Accredit them. Rate them. Fix responsible financial practices,
client protection principles and methods of recovery.
- Formulate
and run credit guarantee schemes for credit extended to micro
businesses.
- Integrating the
LMFS to deliver credit to micro businesses is entirely an indigenous idea.
An ingenious too. If LMFs are evaluated, appraised, registered and given
refinance at lower rates, the ultimate interest rate for micro businesses
would be far lower.
The innovative bank has
four unique features.
One,
- It is structured as an apex
refinancer to enable over 50 million unfunded entrepreneurs to access
formal credit from and through layers of credit institutions registered
under it.
- The micro entrepreneurs not only
earn their livelihood but also provide jobs to others.
- They need credit at reasonable
interest, not doles or subsidies with which, sadly, the idea of inclusive
growth has come to be associated.
Two,
- MUDRA will fund
the micro units which are more efficient than modern corporates.
- According to the
Economic Census 2014, the gross fixed assets of the 5.77 crore small
businesses is about Rs.11.5 lakh crore.
- But their value
addition is Rs. 6.26 lakh crore — almost 55 per cent of their gross fixed
assets.

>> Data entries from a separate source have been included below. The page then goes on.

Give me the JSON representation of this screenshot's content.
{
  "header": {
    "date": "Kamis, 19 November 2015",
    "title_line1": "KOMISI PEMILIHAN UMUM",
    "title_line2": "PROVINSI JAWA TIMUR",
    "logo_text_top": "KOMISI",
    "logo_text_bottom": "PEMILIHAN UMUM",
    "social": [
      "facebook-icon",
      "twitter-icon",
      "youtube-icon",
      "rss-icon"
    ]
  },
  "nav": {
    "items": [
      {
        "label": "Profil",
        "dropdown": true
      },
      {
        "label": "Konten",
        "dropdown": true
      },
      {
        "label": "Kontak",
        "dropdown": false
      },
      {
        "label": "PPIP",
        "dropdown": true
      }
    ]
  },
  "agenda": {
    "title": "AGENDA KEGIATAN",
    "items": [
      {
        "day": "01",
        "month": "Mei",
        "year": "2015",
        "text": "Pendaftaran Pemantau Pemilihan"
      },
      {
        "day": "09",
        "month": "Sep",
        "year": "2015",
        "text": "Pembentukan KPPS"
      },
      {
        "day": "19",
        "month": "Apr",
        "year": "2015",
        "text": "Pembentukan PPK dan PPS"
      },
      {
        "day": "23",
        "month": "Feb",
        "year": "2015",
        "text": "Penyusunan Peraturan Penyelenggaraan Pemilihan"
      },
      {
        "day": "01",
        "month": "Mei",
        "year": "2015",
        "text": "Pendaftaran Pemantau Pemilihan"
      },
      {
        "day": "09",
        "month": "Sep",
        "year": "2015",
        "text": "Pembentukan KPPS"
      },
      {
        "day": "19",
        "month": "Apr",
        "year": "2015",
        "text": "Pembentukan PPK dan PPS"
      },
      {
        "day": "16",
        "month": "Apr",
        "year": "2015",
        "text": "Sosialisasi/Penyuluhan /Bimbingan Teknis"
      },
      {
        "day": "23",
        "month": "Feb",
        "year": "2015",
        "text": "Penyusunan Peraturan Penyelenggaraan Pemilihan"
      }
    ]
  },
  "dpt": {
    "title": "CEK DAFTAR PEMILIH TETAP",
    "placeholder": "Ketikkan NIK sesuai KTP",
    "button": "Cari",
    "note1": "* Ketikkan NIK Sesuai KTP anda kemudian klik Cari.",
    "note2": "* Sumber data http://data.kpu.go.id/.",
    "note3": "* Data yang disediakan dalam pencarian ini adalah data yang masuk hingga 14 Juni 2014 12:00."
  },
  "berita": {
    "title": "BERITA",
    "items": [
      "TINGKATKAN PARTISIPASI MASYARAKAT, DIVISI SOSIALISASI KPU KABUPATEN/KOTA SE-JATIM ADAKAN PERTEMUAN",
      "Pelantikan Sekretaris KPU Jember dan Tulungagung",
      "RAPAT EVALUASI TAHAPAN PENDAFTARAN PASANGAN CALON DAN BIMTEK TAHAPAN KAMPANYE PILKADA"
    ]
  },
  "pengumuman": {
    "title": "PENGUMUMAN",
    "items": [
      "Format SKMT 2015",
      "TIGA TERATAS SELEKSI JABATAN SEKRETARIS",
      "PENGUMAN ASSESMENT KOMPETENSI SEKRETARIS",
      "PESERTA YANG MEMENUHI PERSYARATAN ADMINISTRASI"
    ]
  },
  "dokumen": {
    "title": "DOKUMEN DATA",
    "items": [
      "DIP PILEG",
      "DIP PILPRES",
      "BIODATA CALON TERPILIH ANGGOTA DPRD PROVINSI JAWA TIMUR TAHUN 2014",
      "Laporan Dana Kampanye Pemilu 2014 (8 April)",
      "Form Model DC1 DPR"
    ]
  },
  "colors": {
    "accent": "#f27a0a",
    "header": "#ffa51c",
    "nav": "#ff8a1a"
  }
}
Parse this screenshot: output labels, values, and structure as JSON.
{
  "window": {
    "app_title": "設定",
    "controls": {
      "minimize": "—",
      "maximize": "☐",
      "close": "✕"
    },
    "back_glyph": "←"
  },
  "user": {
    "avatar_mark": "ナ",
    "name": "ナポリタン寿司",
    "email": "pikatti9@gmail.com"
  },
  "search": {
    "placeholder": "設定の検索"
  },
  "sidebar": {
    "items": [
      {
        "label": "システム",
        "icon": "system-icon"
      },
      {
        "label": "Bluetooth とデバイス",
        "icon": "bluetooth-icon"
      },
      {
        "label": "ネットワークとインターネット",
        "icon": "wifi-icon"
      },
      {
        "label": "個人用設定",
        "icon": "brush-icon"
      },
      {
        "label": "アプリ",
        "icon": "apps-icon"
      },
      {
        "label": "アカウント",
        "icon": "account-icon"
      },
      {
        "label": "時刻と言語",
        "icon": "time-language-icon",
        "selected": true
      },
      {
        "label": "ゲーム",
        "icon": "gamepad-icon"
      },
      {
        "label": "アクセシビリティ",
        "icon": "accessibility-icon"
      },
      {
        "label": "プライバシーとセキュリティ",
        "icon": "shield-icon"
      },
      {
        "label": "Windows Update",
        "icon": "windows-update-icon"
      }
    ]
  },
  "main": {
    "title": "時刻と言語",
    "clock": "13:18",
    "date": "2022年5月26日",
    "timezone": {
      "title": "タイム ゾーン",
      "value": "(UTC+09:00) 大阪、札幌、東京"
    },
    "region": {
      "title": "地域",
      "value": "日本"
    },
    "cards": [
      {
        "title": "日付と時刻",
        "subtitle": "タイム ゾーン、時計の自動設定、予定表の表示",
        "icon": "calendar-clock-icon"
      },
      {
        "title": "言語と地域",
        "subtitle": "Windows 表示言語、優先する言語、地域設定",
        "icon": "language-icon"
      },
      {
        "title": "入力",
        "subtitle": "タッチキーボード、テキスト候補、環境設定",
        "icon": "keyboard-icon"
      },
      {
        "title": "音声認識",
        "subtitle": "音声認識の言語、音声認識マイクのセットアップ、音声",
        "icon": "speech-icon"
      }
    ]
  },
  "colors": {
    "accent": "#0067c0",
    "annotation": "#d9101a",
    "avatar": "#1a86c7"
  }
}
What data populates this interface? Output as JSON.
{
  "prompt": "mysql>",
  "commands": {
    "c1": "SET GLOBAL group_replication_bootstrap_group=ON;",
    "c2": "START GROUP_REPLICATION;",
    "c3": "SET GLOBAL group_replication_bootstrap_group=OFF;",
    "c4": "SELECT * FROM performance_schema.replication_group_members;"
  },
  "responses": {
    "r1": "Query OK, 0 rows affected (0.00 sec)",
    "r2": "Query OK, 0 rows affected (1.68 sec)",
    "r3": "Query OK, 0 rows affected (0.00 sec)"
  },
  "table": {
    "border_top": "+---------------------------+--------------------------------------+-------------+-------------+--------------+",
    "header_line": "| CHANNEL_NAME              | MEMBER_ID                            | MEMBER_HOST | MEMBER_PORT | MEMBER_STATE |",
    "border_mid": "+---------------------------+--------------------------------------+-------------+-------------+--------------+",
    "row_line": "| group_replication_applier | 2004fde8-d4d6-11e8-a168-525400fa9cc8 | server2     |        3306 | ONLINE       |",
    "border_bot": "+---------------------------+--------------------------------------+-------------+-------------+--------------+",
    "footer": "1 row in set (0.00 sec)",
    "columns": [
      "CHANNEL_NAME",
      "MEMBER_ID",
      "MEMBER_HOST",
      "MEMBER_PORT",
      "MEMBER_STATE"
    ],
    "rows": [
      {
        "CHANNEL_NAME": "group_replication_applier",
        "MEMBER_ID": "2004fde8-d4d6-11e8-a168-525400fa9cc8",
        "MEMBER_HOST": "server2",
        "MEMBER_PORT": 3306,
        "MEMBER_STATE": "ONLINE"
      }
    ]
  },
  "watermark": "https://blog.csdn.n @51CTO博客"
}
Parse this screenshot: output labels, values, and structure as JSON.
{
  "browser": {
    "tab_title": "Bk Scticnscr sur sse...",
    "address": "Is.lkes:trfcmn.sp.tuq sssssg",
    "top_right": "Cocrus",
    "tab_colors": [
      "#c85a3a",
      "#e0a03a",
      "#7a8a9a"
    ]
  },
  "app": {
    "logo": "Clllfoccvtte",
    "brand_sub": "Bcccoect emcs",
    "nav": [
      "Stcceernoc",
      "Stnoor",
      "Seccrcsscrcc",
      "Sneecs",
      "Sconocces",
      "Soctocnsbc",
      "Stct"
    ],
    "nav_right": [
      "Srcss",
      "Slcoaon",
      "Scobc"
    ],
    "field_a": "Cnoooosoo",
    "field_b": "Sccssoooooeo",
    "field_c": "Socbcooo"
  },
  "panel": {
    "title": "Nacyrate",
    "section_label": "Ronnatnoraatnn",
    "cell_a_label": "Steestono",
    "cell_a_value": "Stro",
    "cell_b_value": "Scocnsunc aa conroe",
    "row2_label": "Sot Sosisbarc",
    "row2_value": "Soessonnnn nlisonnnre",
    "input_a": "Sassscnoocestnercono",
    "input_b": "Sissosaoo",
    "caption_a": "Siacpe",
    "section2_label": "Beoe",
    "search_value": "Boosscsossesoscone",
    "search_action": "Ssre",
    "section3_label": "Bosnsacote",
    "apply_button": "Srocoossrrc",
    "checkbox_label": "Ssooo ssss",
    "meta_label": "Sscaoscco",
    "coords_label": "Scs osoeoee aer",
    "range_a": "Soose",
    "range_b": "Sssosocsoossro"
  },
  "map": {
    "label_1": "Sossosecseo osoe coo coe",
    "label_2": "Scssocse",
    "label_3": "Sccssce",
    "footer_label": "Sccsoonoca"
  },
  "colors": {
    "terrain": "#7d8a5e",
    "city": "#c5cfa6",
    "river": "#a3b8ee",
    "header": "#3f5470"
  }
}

But the comparative figure for Indian corporates, according to
Reserve Bank of India data, is 34 per cent.
- While corporates
pay interest at 9 to 14 per cent, micro units pay at least ten times more.
Despite that, micro units add 60 per cent more value on their assets than
corporates do. And more.
The Economic Census 2014 says that while the 57.7 million micro
units provide 128 million jobs, banks fund only 4 per cent of their needs —
just Rs. 46,000 crore out of their gross assets of Rs. 11.5 lakh crore.
- Modern
corporates in the public and private sector have absorbed over Rs. 50 lakh
crore through FDI and FII investments and bank credit since 1991, but
added just 2.8 million jobs. Yes, just about a lakh of jobs per
year for 21 years. Is the corporate sector driving the national
economy or the non-corporate sector?
Three,
- The MUDRA Bank concept rests on theoretical depth and practical wisdom. It challenges the experts who thought that micro businesses and marginal farming would face eventual euthanasia. Why then worry about them, they felt. An economist who had headed the Planning Commission for a decade had even said that the jobs generated by the micro units were not clean.
- Over 70 per cent
of the micro businesses are unregistered. This also justified our experts
shutting their eyes to them. But the MUDRA concept looks at micro
businesses differently. It sees micro businesses as an open air university
for mass entrepreneurship development and growth. It believes that the
best way to register them into the national economic records is to provide
organised financing to them.
Lastly,
- The
MUDRA architecture is indigenously designed to fund the uniquely Indian
non-formal sector. The press brief of the finance ministry’s department of
financial services on MUDRA issued on the day of the Budget explains its
structure.
- It
will be a bank established under a new law. It will register, regulate and
refinance all small business finance institutions including those already
in the business. It will partner with State level and regional level
coordinators to enable them to provide finance to last mile financiers
(LMFs) of micro businesses.
- The
MUDRA bank will be at the top with national, State and regional level
coordinators in the middle and the LMFs at the end.